After years of environmental and safety reviews, Congress approved final funding for the National Bio and Agro-Defense Facility in Manhattan, Kansas this year. And last week, a who's who of the power elite gathered for a ceremonial groundbreaking. Two cabinet secretaries, most of the Kansas Congressional delegation, military personnel and several state lawmakers joined the Kansas Lt. Governor and Gov. Sam Brownback, who had been wooing NBAF for more than a decade.
"NBAF is finally here!" Brownback shouted to the cheers of an ecstatic crowd.
U.S. Senator Pat Roberts had proposed the idea of making Kansas State University a hub of agro-terrorism research before the 9/11 terrorist attacks. In his remarks, Roberts said the state won NBAF on its merits, and that it would have a huge impact of the state's economy.
"This lab is the realization of all we hope for," Roberts said. "(It is) opportunity ... and the preservation of our rural way of life."
For a small but vocal group of those who oppose the lab, the occasion was a sobering reminder that the project was actually going to be built, whether they were ready or not.
Local sculptor Sylvia Beeman, who is also a master-level biologist and an entomologist, says she accepts the project is coming, but isn't necessarily ready for a potential outbreak of any contagious, incurable pathogens that will be studied there.
"Just never wanting to think about the unfortunate ramifications that could happen," she says.
It was a long and hard-fought effort to win the lab, which will be the only one of its kind capable of studying exotic foreign diseases in large animals and will replace the aging facility on Plum Island off the coast of New York.
But biosecurity labs have proliferated since 9/11, and with so many labs around the country, experts worry about the difficulty of keeping all of them safe.
There is some concern about a lack of planning at the national level.
A report released just the day before the Manhattan groundbreaking by the GAO, the government's watchdog agency, urged federal officials to evaluate the numbers and training of government veterinarians prepared to respond to an animal disease outbreak.
Perhaps of most concern to NBAF critics: Live anthrax was mistakenly sent out of a top-security Defense Department lab to at least 51 other labs in 17 states earlier this year. After a similar mistake last year at the U.S. Centers for Disease Control and Prevention an editorial in the journal Nature warned, “If an accident can happen at the CDC, then it can happen anywhere.
Then the question becomes, how can Manhattan prepare?
Brenda Nickel with the health department in Riley County, where NBAF is located, says they routinely do "table-top" exercises — mock disasters — to define best practices for how to respond to real disasters. And while local officials may not be specifically trained in the lethal diseases studied at NBAF, she's confident information about them is readily available.
"I would say that any of the health providers may not have expertise in those areas, but we have multiple resources at the click of a computer mouse," she says.

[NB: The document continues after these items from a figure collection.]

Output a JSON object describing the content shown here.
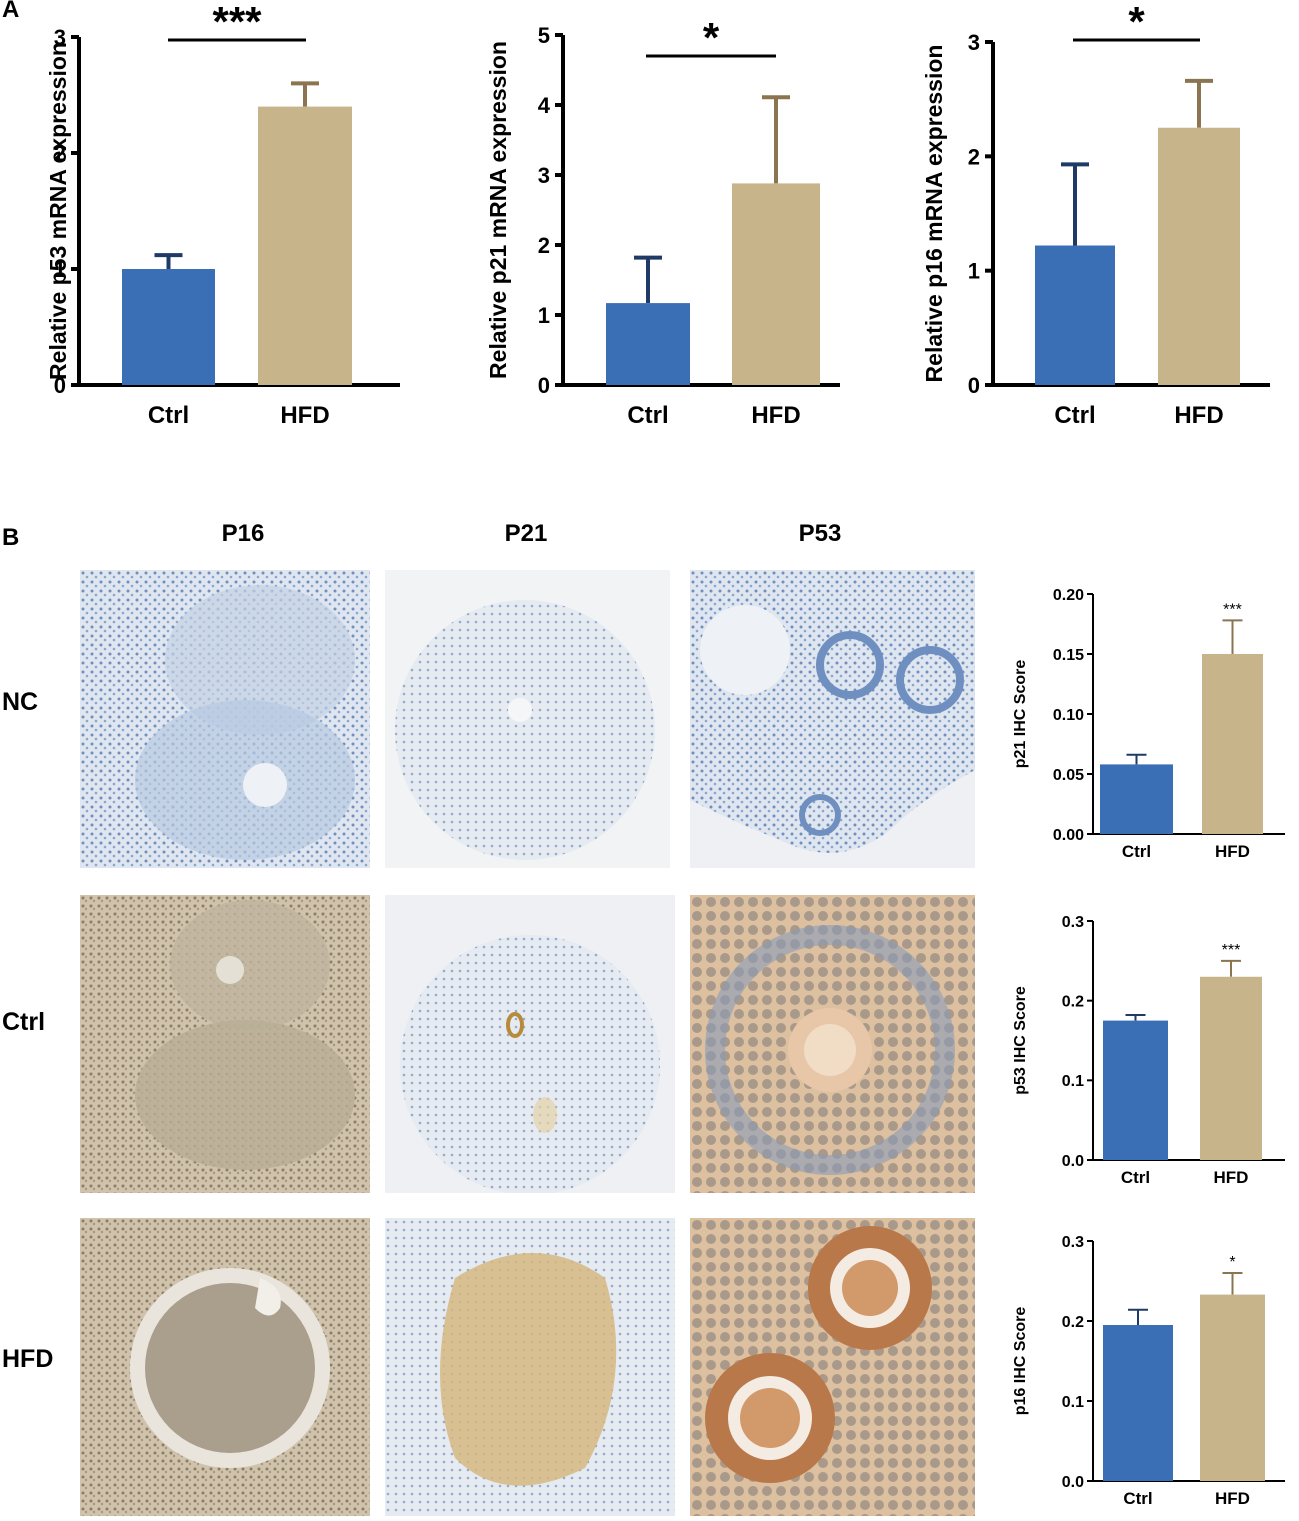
{
  "panel_a_label": "A",
  "panel_b_label": "B",
  "column_headers": [
    "P16",
    "P21",
    "P53"
  ],
  "row_headers": [
    "NC",
    "Ctrl",
    "HFD"
  ],
  "colors": {
    "ctrl": "#3a6fb5",
    "hfd": "#c8b48a",
    "ctrl_err": "#1f3a66",
    "hfd_err": "#8a7550"
  },
  "chart_data": [
    {
      "type": "bar",
      "ylabel": "Relative p53 mRNA expression",
      "categories": [
        "Ctrl",
        "HFD"
      ],
      "values": [
        1.0,
        2.4
      ],
      "errors": [
        0.12,
        0.2
      ],
      "ylim": [
        0,
        3
      ],
      "yticks": [
        "0",
        "1",
        "2",
        "3"
      ],
      "significance": "***"
    },
    {
      "type": "bar",
      "ylabel": "Relative p21 mRNA expression",
      "categories": [
        "Ctrl",
        "HFD"
      ],
      "values": [
        1.17,
        2.88
      ],
      "errors": [
        0.65,
        1.23
      ],
      "ylim": [
        0,
        5
      ],
      "yticks": [
        "0",
        "1",
        "2",
        "3",
        "4",
        "5"
      ],
      "significance": "*"
    },
    {
      "type": "bar",
      "ylabel": "Relative p16 mRNA expression",
      "categories": [
        "Ctrl",
        "HFD"
      ],
      "values": [
        1.22,
        2.25
      ],
      "errors": [
        0.71,
        0.41
      ],
      "ylim": [
        0,
        3
      ],
      "yticks": [
        "0",
        "1",
        "2",
        "3"
      ],
      "significance": "*"
    },
    {
      "type": "bar",
      "ylabel": "p21 IHC Score",
      "categories": [
        "Ctrl",
        "HFD"
      ],
      "values": [
        0.058,
        0.15
      ],
      "errors": [
        0.008,
        0.028
      ],
      "ylim": [
        0,
        0.2
      ],
      "yticks": [
        "0.00",
        "0.05",
        "0.10",
        "0.15",
        "0.20"
      ],
      "significance": "***"
    },
    {
      "type": "bar",
      "ylabel": "p53 IHC Score",
      "categories": [
        "Ctrl",
        "HFD"
      ],
      "values": [
        0.175,
        0.23
      ],
      "errors": [
        0.007,
        0.02
      ],
      "ylim": [
        0,
        0.3
      ],
      "yticks": [
        "0.0",
        "0.1",
        "0.2",
        "0.3"
      ],
      "significance": "***"
    },
    {
      "type": "bar",
      "ylabel": "p16 IHC Score",
      "categories": [
        "Ctrl",
        "HFD"
      ],
      "values": [
        0.195,
        0.233
      ],
      "errors": [
        0.019,
        0.027
      ],
      "ylim": [
        0,
        0.3
      ],
      "yticks": [
        "0.0",
        "0.1",
        "0.2",
        "0.3"
      ],
      "significance": "*"
    }
  ]
}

But it’s not easy to find evidence that Manhattan is prepared for the potentially catastrophic results of an accident or terrorist event at NBAF.
The Kansas Department of Health and Environment website thoroughly addresses many common infectious diseases, but not the exotic ones NBAF will study. There’s a substantial section on Ebola, for example, but scientists at NBAF most likely will not be researching it. An online search of infectious disease doctors in Manhattan reveals the name of just one.

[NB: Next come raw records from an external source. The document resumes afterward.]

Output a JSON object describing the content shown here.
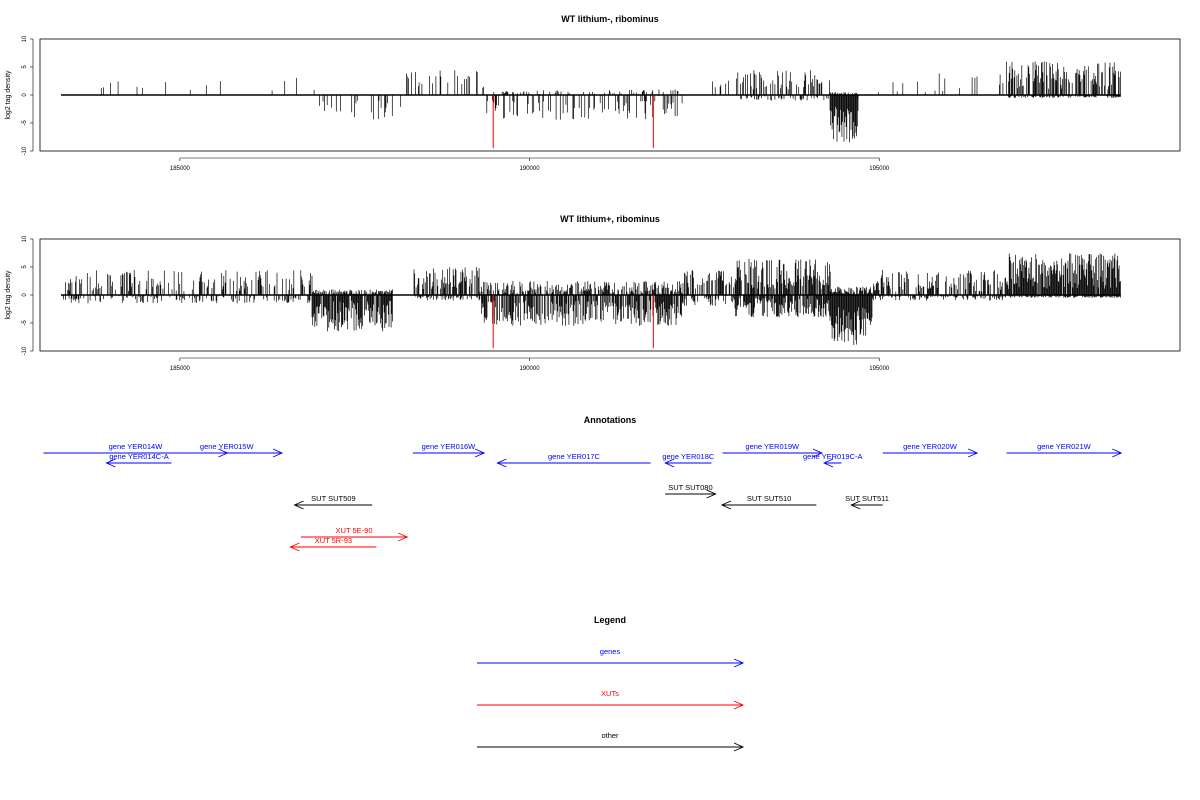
{
  "panels": [
    {
      "title": "WT lithium-, ribominus",
      "ylabel": "log2 tag density",
      "ylim": [
        -10,
        10
      ],
      "yticks": [
        10,
        5,
        0,
        -5,
        -10
      ],
      "xlim": [
        183000,
        199300
      ],
      "xticks": [
        185000,
        190000,
        195000
      ],
      "red_markers_x": [
        189480,
        191770
      ],
      "chart_data": {
        "type": "bar",
        "note_series": "dense tag-density bars, + strand above / - strand below",
        "segments": [
          {
            "start": 183300,
            "end": 186000,
            "pos": [
              0.5,
              3.5
            ],
            "neg": [
              0,
              0
            ],
            "density": 0.02
          },
          {
            "start": 186000,
            "end": 186950,
            "pos": [
              0.5,
              3.5
            ],
            "neg": [
              0,
              0
            ],
            "density": 0.02
          },
          {
            "start": 186950,
            "end": 188200,
            "pos": [
              0,
              0
            ],
            "neg": [
              -1,
              -4.5
            ],
            "density": 0.09
          },
          {
            "start": 188200,
            "end": 189350,
            "pos": [
              1,
              4.5
            ],
            "neg": [
              0,
              0
            ],
            "density": 0.12
          },
          {
            "start": 189350,
            "end": 192200,
            "pos": [
              0,
              1
            ],
            "neg": [
              -1,
              -4.5
            ],
            "density": 0.12
          },
          {
            "start": 192400,
            "end": 192950,
            "pos": [
              0.5,
              3.5
            ],
            "neg": [
              0,
              0
            ],
            "density": 0.06
          },
          {
            "start": 192950,
            "end": 194300,
            "pos": [
              1,
              4.5
            ],
            "neg": [
              0,
              -1
            ],
            "density": 0.16
          },
          {
            "start": 194300,
            "end": 194700,
            "pos": [
              0,
              0.5
            ],
            "neg": [
              -2,
              -8.5
            ],
            "density": 0.5
          },
          {
            "start": 194700,
            "end": 195000,
            "pos": [
              0,
              0.5
            ],
            "neg": [
              0,
              -1
            ],
            "density": 0.02
          },
          {
            "start": 195000,
            "end": 196800,
            "pos": [
              0.5,
              4
            ],
            "neg": [
              0,
              0
            ],
            "density": 0.04
          },
          {
            "start": 196800,
            "end": 198450,
            "pos": [
              1,
              6
            ],
            "neg": [
              0,
              -0.5
            ],
            "density": 0.35
          }
        ]
      }
    },
    {
      "title": "WT lithium+, ribominus",
      "ylabel": "log2 tag density",
      "ylim": [
        -10,
        10
      ],
      "yticks": [
        10,
        5,
        0,
        -5,
        -10
      ],
      "xlim": [
        183000,
        199300
      ],
      "xticks": [
        185000,
        190000,
        195000
      ],
      "red_markers_x": [
        189480,
        191770
      ],
      "chart_data": {
        "type": "bar",
        "segments": [
          {
            "start": 183300,
            "end": 186900,
            "pos": [
              0.5,
              4.5
            ],
            "neg": [
              0,
              -1.5
            ],
            "density": 0.18
          },
          {
            "start": 186900,
            "end": 188050,
            "pos": [
              0,
              1
            ],
            "neg": [
              -1,
              -6.5
            ],
            "density": 0.45
          },
          {
            "start": 188050,
            "end": 188350,
            "pos": [
              0,
              0.5
            ],
            "neg": [
              0,
              0
            ],
            "density": 0.02
          },
          {
            "start": 188350,
            "end": 189300,
            "pos": [
              1,
              5
            ],
            "neg": [
              0,
              -1
            ],
            "density": 0.3
          },
          {
            "start": 189300,
            "end": 192200,
            "pos": [
              0,
              2.5
            ],
            "neg": [
              -1,
              -5.5
            ],
            "density": 0.35
          },
          {
            "start": 192200,
            "end": 192950,
            "pos": [
              1,
              4.5
            ],
            "neg": [
              0,
              -2
            ],
            "density": 0.25
          },
          {
            "start": 192950,
            "end": 194300,
            "pos": [
              1,
              6.5
            ],
            "neg": [
              -0.5,
              -4
            ],
            "density": 0.4
          },
          {
            "start": 194300,
            "end": 194900,
            "pos": [
              0,
              1.5
            ],
            "neg": [
              -2,
              -9
            ],
            "density": 0.5
          },
          {
            "start": 194900,
            "end": 196800,
            "pos": [
              0.5,
              4.5
            ],
            "neg": [
              0,
              -1
            ],
            "density": 0.25
          },
          {
            "start": 196800,
            "end": 198450,
            "pos": [
              1,
              7.5
            ],
            "neg": [
              0,
              -0.5
            ],
            "density": 0.45
          }
        ]
      }
    }
  ],
  "annotations_title": "Annotations",
  "annotations": [
    {
      "label": "gene YER014W",
      "kind": "gene",
      "start": 183050,
      "end": 185680,
      "dir": "+",
      "row": 0
    },
    {
      "label": "gene YER014C-A",
      "kind": "gene",
      "start": 183950,
      "end": 184880,
      "dir": "-",
      "row": 1
    },
    {
      "label": "gene YER015W",
      "kind": "gene",
      "start": 184880,
      "end": 186460,
      "dir": "+",
      "row": 0
    },
    {
      "label": "gene YER016W",
      "kind": "gene",
      "start": 188330,
      "end": 189350,
      "dir": "+",
      "row": 0
    },
    {
      "label": "gene YER017C",
      "kind": "gene",
      "start": 189540,
      "end": 191730,
      "dir": "-",
      "row": 1
    },
    {
      "label": "gene YER018C",
      "kind": "gene",
      "start": 191940,
      "end": 192600,
      "dir": "-",
      "row": 1
    },
    {
      "label": "gene YER019W",
      "kind": "gene",
      "start": 192760,
      "end": 194180,
      "dir": "+",
      "row": 0
    },
    {
      "label": "gene YER019C-A",
      "kind": "gene",
      "start": 194210,
      "end": 194460,
      "dir": "-",
      "row": 1
    },
    {
      "label": "gene YER020W",
      "kind": "gene",
      "start": 195050,
      "end": 196400,
      "dir": "+",
      "row": 0
    },
    {
      "label": "gene YER021W",
      "kind": "gene",
      "start": 196820,
      "end": 198460,
      "dir": "+",
      "row": 0
    },
    {
      "label": "SUT SUT509",
      "kind": "other",
      "start": 186640,
      "end": 187750,
      "dir": "-",
      "row": 2
    },
    {
      "label": "SUT SUT080",
      "kind": "other",
      "start": 191940,
      "end": 192660,
      "dir": "+",
      "row": 3
    },
    {
      "label": "SUT SUT510",
      "kind": "other",
      "start": 192750,
      "end": 194100,
      "dir": "-",
      "row": 2
    },
    {
      "label": "SUT SUT511",
      "kind": "other",
      "start": 194600,
      "end": 195050,
      "dir": "-",
      "row": 2
    },
    {
      "label": "XUT 5E-90",
      "kind": "xut",
      "start": 186730,
      "end": 188250,
      "dir": "+",
      "row": 4
    },
    {
      "label": "XUT 5R-93",
      "kind": "xut",
      "start": 186580,
      "end": 187810,
      "dir": "-",
      "row": 5
    }
  ],
  "legend_title": "Legend",
  "legend": [
    {
      "label": "genes",
      "color": "#0000ff"
    },
    {
      "label": "XUTs",
      "color": "#ff0000"
    },
    {
      "label": "other",
      "color": "#000000"
    }
  ],
  "colors": {
    "gene": "#0000ff",
    "xut": "#ff0000",
    "other": "#000000",
    "marker": "#ff0000"
  }
}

KCUR's efforts to talk to someone at the main hospital – Via Christi — about its response plans resulted in multiple conversations and emails, but the hospital was ultimately unable to provide a spokesperson for comment.
Brad Fenwick, a Washington D.C.-based doctor of both veterinary medicine and comparative pathology and a leader in biosecurity research, says when designing a response plan for a possible outbreak, it’s imperative the process be transparent, the public be aware, and everyone be prepared for the worst possible situation.
"For example, if there is a release … Manhattan will likely be quarantined," he says. "Roadblocks on I-70 and all the associated roads coming in, with state troopers there. So imagine a football weekend, kids in the dorms, no families in, no people out. That’s the worst-case scenario with this type of thing."
NBAF opponent Sylvia Beeman says that, over the years, she’s gone to the Department of Homeland Security public hearings and met with state and university officials for assurances they are on top of this kind of potential catastrophe. Most recently, she talked to city officials.
"I wanted the city to think about (how) they had a responsibility to our community and not just put their blind faith in someone else taking care of us," she says. "And they seemed very interested in hearing what I had to say and they told me to come back in five years and remind them."
To be fair, federal officials say the lab will be under construction for five years. Then, in 2020, they plan to spend at least two years developing the protocols for what to do in the event that dangerous pathogens are released.
The NBAF is scheduled begin research in 2022.